まず一番注意が必要なのが、配偶者居住権については「相続させる」という記載でなく、「遺贈する」という文言にすることです。
これは、配偶者が配偶者居住権の取得を希望しない場合に、相続放棄をすることなく遺贈の放棄によって配偶者居住権の取得のみを拒絶できるようにするためです。
記載例は下記のとおりです。
1. 遺言者は、遺言者の有する下記の建物の配偶者居住権を遺言者の妻〇〇〇〇(昭和〇〇年〇月〇日生)に遺贈する。
所 在 東京都新宿区神楽坂〇番地
家屋番号 〇番〇
種 類 居宅
構 造 木造スレート葺2階建て
床 面 積 1階 〇〇.〇〇平方メートル
2階 〇〇.〇〇平方メートル
なお、「相続させる」と記載されていても、遺言書の全体の記載から遺贈の趣旨と解することに特段の疑義が生じない限り、配偶者居住権に関する部分を遺贈の趣旨であると解して設定の登記を申請することができます。
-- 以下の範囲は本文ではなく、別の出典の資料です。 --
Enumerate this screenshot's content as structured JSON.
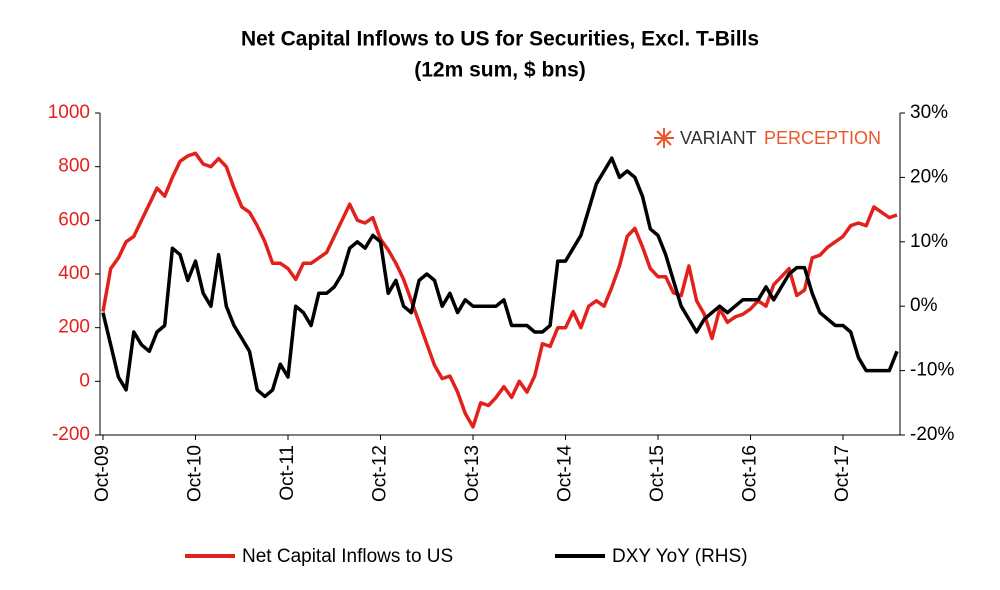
{
  "chart_data": {
    "type": "line",
    "title": "Net Capital Inflows to US for Securities, Excl. T-Bills",
    "subtitle": "(12m sum, $ bns)",
    "logo": [
      "VARIANT",
      "PERCEPTION"
    ],
    "categories": [
      "Oct-09",
      null,
      null,
      null,
      null,
      null,
      null,
      null,
      null,
      null,
      null,
      null,
      "Oct-10",
      null,
      null,
      null,
      null,
      null,
      null,
      null,
      null,
      null,
      null,
      null,
      "Oct-11",
      null,
      null,
      null,
      null,
      null,
      null,
      null,
      null,
      null,
      null,
      null,
      "Oct-12",
      null,
      null,
      null,
      null,
      null,
      null,
      null,
      null,
      null,
      null,
      null,
      "Oct-13",
      null,
      null,
      null,
      null,
      null,
      null,
      null,
      null,
      null,
      null,
      null,
      "Oct-14",
      null,
      null,
      null,
      null,
      null,
      null,
      null,
      null,
      null,
      null,
      null,
      "Oct-15",
      null,
      null,
      null,
      null,
      null,
      null,
      null,
      null,
      null,
      null,
      null,
      "Oct-16",
      null,
      null,
      null,
      null,
      null,
      null,
      null,
      null,
      null,
      null,
      null,
      "Oct-17",
      null,
      null,
      null,
      null,
      null,
      null,
      null
    ],
    "series": [
      {
        "name": "Net Capital Inflows to US",
        "color": "#e3211c",
        "axis": "y",
        "values": [
          260,
          420,
          460,
          520,
          540,
          600,
          660,
          720,
          690,
          760,
          820,
          840,
          850,
          810,
          800,
          830,
          800,
          720,
          650,
          630,
          580,
          520,
          440,
          440,
          420,
          380,
          440,
          440,
          460,
          480,
          540,
          600,
          660,
          600,
          590,
          610,
          530,
          490,
          440,
          380,
          300,
          220,
          140,
          60,
          10,
          20,
          -40,
          -120,
          -170,
          -80,
          -90,
          -60,
          -20,
          -60,
          0,
          -40,
          20,
          140,
          130,
          200,
          200,
          260,
          200,
          280,
          300,
          280,
          350,
          430,
          540,
          570,
          500,
          420,
          390,
          390,
          330,
          320,
          430,
          300,
          250,
          160,
          270,
          220,
          240,
          250,
          270,
          300,
          280,
          360,
          390,
          420,
          320,
          340,
          460,
          470,
          500,
          520,
          540,
          580,
          590,
          580,
          650,
          630,
          610,
          620
        ]
      },
      {
        "name": "DXY YoY (RHS)",
        "color": "#000000",
        "axis": "y2",
        "values": [
          -1,
          -6,
          -11,
          -13,
          -4,
          -6,
          -7,
          -4,
          -3,
          9,
          8,
          4,
          7,
          2,
          0,
          8,
          0,
          -3,
          -5,
          -7,
          -13,
          -14,
          -13,
          -9,
          -11,
          0,
          -1,
          -3,
          2,
          2,
          3,
          5,
          9,
          10,
          9,
          11,
          10,
          2,
          4,
          0,
          -1,
          4,
          5,
          4,
          0,
          2,
          -1,
          1,
          0,
          0,
          0,
          0,
          1,
          -3,
          -3,
          -3,
          -4,
          -4,
          -3,
          7,
          7,
          9,
          11,
          15,
          19,
          21,
          23,
          20,
          21,
          20,
          17,
          12,
          11,
          8,
          4,
          0,
          -2,
          -4,
          -2,
          -1,
          0,
          -1,
          0,
          1,
          1,
          1,
          3,
          1,
          3,
          5,
          6,
          6,
          2,
          -1,
          -2,
          -3,
          -3,
          -4,
          -8,
          -10,
          -10,
          -10,
          -10,
          -7
        ]
      }
    ],
    "ylim": [
      -200,
      1000
    ],
    "yticks": [
      -200,
      0,
      200,
      400,
      600,
      800,
      1000
    ],
    "y2lim": [
      -20,
      30
    ],
    "y2ticks": [
      {
        "value": -20,
        "label": "-20%"
      },
      {
        "value": -10,
        "label": "-10%"
      },
      {
        "value": 0,
        "label": "0%"
      },
      {
        "value": 10,
        "label": "10%"
      },
      {
        "value": 20,
        "label": "20%"
      },
      {
        "value": 30,
        "label": "30%"
      }
    ],
    "ytick_color": "#e3211c",
    "y2tick_color": "#000000"
  }
}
(法務省民二第324号通達)
配偶者居住権の消滅と期間について
配偶者居住権は次の場合に消滅します。
- 存続期間を決めたときは、その存続期間が満了した場合
- 配偶者が死亡した場合(配偶者の居住権を保護するための権利なので相続の対象にはなりません)
- 建物を取り壊したとき
- 建物が配偶者の財産になったとき
- 配偶者が配偶者居住権を放棄した時
配偶者居住権を登記した場合、期間を定めなければ、配偶者が亡くなるまでとなります。のちに配偶者が施設に移るなどして住まなくなり、不動産を売却する場合には、配偶者居住権の抹消の手続きをしなければいけませんので、配偶者の今後の生活状況も含めて期間を定めることを考えてもいいかもしれません。
期間について定める場合には、遺言書には次のように記載します。
1.遺言者は、存続期間を遺言者の死亡時から〇〇年間として、遺言者の有する下記の建物の配偶者居住権を遺言者の妻〇〇〇〇(昭和〇〇年〇月〇日生)に遺贈する。
土地の部分について
配偶者居住権は建物のみに設定されるので、土地については記載は不要です。
(配偶者居住権の記載が載るのは建物の登記簿謄本だけですが、相続税計算上は建物・土地それぞれの評価額に影響があります)。
その他
固定資産税や修繕費の支払について
民法第1034条1項において、「配偶者は、居住建物の通常の必要費を負担する。」と定められています。通常の必要費とは、修繕費や建物、その敷地の固定資産税が含まれるといわれていますので、配偶者がそれらの費用を負担します。
適用
令和2年4月1日以降の相続から適用されましたので、この日以前に作成した遺言書については、書き直しや追加などの見直しが必要になります。
また、令和2年4月1日以前にお亡くなりになった場合、遺産分割協議を4月1日以降に行ったとしても適用されませんのでご注意ください。
家族が仲がよく、円満な相続により残された配偶者がトラブルなく住み続けられる、配偶者が長く自宅に住まないであろうという状態にある、多くの金融資産があり自宅の他に金融資産も相続できるなどの場合には設定する必要がないかもしれません。それぞれの方の資産状況や家族関係、配偶者の年齢や健康状態など様々な視点から検討する必要がありますので、ご興味があれば専門家にご相談されることをお勧めします。